The code behaves as if it's running inside an infinite loop(without doing anything useful). Tried Googling it, but did not find anything useful there. Could not get any help through Spark mailing list either. The same code is running perfectly fine if I run it against a file stored locally. I am not sure if I am missing something as this is how the API tells me to go. Could anyone of you point me towards the right direction?

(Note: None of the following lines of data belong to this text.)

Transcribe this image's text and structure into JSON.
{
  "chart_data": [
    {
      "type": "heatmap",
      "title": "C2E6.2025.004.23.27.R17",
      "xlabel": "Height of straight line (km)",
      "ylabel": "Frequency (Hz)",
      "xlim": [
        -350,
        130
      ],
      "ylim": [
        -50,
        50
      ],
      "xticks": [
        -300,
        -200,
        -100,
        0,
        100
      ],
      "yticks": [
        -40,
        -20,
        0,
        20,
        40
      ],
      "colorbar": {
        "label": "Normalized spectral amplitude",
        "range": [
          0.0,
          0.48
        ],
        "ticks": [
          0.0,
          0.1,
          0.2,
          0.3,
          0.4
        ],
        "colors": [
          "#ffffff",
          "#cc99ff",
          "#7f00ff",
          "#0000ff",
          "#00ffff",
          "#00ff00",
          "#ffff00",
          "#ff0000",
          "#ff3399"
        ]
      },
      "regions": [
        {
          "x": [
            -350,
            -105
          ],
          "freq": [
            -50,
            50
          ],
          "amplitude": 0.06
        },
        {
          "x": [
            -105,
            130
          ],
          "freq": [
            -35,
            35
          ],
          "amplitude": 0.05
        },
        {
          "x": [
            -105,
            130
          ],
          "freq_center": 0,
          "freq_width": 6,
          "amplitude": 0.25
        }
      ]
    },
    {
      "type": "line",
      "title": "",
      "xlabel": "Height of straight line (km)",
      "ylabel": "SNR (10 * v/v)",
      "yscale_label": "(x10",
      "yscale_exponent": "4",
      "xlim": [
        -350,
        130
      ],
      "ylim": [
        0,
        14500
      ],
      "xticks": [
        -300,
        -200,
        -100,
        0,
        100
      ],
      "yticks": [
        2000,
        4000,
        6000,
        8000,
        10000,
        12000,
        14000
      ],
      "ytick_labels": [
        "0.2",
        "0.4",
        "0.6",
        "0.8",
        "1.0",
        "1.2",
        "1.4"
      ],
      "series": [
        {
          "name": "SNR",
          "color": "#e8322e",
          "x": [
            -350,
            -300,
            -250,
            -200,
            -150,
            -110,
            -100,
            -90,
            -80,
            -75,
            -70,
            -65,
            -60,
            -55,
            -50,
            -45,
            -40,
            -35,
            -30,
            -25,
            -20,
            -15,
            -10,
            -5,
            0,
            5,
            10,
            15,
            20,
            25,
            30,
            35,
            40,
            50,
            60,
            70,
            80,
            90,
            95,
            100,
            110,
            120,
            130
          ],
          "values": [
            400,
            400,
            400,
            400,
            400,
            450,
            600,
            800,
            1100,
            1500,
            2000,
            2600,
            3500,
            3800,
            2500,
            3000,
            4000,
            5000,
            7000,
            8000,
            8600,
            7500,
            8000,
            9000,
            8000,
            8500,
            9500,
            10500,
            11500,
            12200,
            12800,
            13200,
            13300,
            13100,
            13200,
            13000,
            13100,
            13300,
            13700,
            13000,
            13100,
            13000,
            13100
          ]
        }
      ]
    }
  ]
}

Would really appreciate some help. Thank you so much for your precious time.


Solution

  • Apparently s3a doesn't work with this. This is what I had to do to make it work :

            SparkConf conf = new SparkConf().setAppName("S3DataFrame").setMaster(
                    "local");
            JavaSparkContext sc = new JavaSparkContext(conf);
            Configuration config = sc.hadoopConfiguration();
    
            config.set("fs.s3n.impl",
                    "org.apache.hadoop.fs.s3native.NativeS3FileSystem");
            config.set("fs.s3n.awsAccessKeyId", "************");
            config.set("fs.s3n.awsSecretAccessKey",
                    "*************");
            SQLContext sqlContext = new SQLContext(sc);
            DataFrame df = sqlContext
                    .load("s3n://input/avro_data/part-00000.avro",
                            "com.databricks.spark.avro");